Sex tourism is not, however, the same as trafficking. Trafficking refers to the use of violence, coercion and exploitation to recruit and transport workers across borders to carry out various kinds of work.

Most crucially, trafficking does not just include sex work, but rather all kinds of labour, including domestic and agricultural, for example. Yet trafficking is often simplistically equated with commercial sex and sexual ‘slavery.’  The use of the term ‘slavery’ so loosely should give us pause, as it is a concept fraught with history and emotion, especially in the Caribbean and Latin America, where it calls to mind the brutalities of the middle passage, plantation economies, and the outright ownership of human beings.

In fact, the little reliable research that has been done suggests that trafficking more often resembles debt bondage, and unfair and exploitative contact labour. There is of course a long history of these kinds of labour practices in the Caribbean as well, but this is an important distinction in terms of how this work takes place within labour markets and their relationships to the global economy.

As last week’s article attests, men, women, boys and girls are all trafficked for many ends to, through, and from the Caribbean region and around the world. Significant numbers of women are indeed coerced into the sex industry, but the conditions of their lives are similar in many ways to the lives of other migrant women who struggle to get by in a world where racialized and gendered inequalities help to structure a lack of viable options and opportunities.
Because of the ways in which trafficking is often mistakenly assumed to mean sexual slavery across border, it is crucial to acknowledge that not all migrant sex workers are trafficking victims.

Sex work is often one of many strategies that women engage in for economic survival and advancement. Because few countries classify sex work as work, women tend to migrate in other immigration categories (for example, on tourist or domestic work visas) and then make their way into the sex industry. Others pay smugglers, often agreeing to      or finding themselves in situations of debt bondage or      indentureship.

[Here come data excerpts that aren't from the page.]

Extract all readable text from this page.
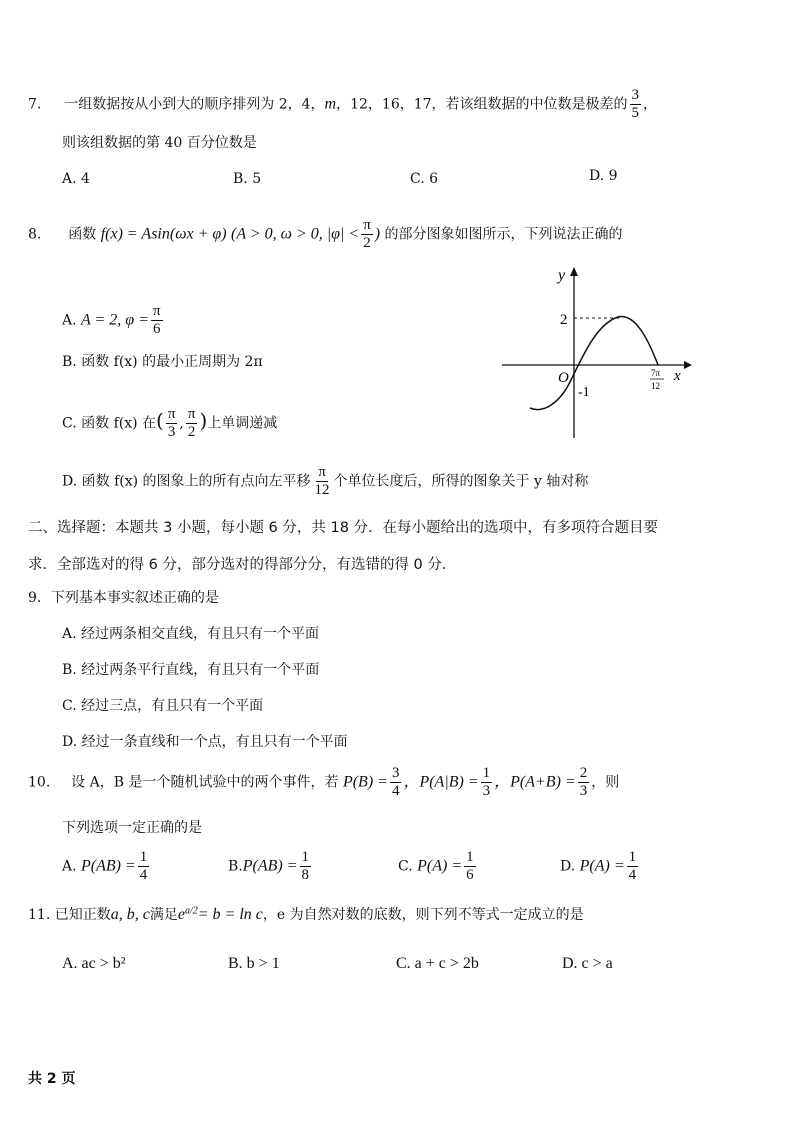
7. 一组数据按从小到大的顺序排列为 2，4，m，12，16，17，若该组数据的中位数是极差的 $\frac{3}{5}$ ，
则该组数据的第 40 百分位数是
A. 4	B. 5	C. 6	D. 9
8. 函数 f(x) = Asin(ωx + φ) (A > 0, ω > 0, $|\varphi| < \frac{\pi}{2}$ ) 的部分图象如图所示，下列说法正确的
A. A = 2, $\varphi = \frac{\pi}{6}$
B. 函数 f(x) 的最小正周期为 2π
C. 函数 f(x) 在( $\frac{\pi}{3}$ , $\frac{\pi}{2}$ )上单调递减
D. 函数 f(x) 的图象上的所有点向左平移 $\frac{\pi}{12}$ 个单位长度后，所得的图象关于 y 轴对称
y
x
O
2
-1
7π
12
二、选择题：本题共 3 小题，每小题 6 分，共 18 分．在每小题给出的选项中，有多项符合题目要
求．全部选对的得 6 分，部分选对的得部分分，有选错的得 0 分．
9．下列基本事实叙述正确的是
A. 经过两条相交直线，有且只有一个平面
B. 经过两条平行直线，有且只有一个平面
C. 经过三点，有且只有一个平面
D. 经过一条直线和一个点，有且只有一个平面
10. 设 A，B 是一个随机试验中的两个事件，若 $P(B) = \frac{3}{4}$ ，$P(A|B) = \frac{1}{3}$ ，$P(A+B) = \frac{2}{3}$ ，则
下列选项一定正确的是
A. $P(AB) = \frac{1}{4}$	$B.P(AB) = \frac{1}{8}$	C. $P(A) = \frac{1}{6}$	D. $P(A) = \frac{1}{4}$
11. 已知正数a, b, c满足$e^{a/2}= b = \ln c$，e 为自然对数的底数，则下列不等式一定成立的是
A. ac > b²	B. b > 1	C. a + c > 2b	D. c > a
共 2 页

One of the consequences of seeing migrant women who work in the sex industry as trafficking victims is that concerns about trafficking can be used for immigration control. By conflating trafficking with sexual slavery, women can be ‘saved’ by deporting them. This allows governments to appear benevolent, it deals with xenophobic fears about immigration, but it also conveniently ignores the massive violations of the human and labour rights of sex workers that take place with impunity throughout the Caribbean and Latin America. One wonders, then, about the wisdom of the OAS focusing on strengthening the capacity of law enforcement officials, immigration officers, judges, and prosecutors. The relationship between sex workers and police has been notoriously difficult in much of the world, and indeed, a great deal of the violence that sex workers face comes from the state. Because of their experiences with state violence, sex workers are not likely to report abuse from clients or management, and most importantly in terms of trafficking, sex workers’ are cautious about voicing their concerns about the use of force or coercion against migrants in the sex industry. This is especially the case when migrant sex workers face deportation upon discovery. These women are unlikely to testify against those who transport undocumented workers, as many trafficking victims who have been ‘saved’ go on to use these same networks in order to cross borders undetected once again.

We must pay attention to the broader conditions that make men, women and children vulnerable to smuggling, deception, and coercion in migrating, including the ever increasing demand for cheap, exploitable labour and the dire economic contexts that make precarious and dangerous choices for survival attractive or unavoidable. By defining sex work as a form of labour, alongside other kinds of labour like domestic and agricultural work in which workers potentially face unjust and unsafe working conditions, we can begin to explore ways of addressing these issues without resorting to fear mongering, alarmist and largely unsubstantiated claims about sexual slavery.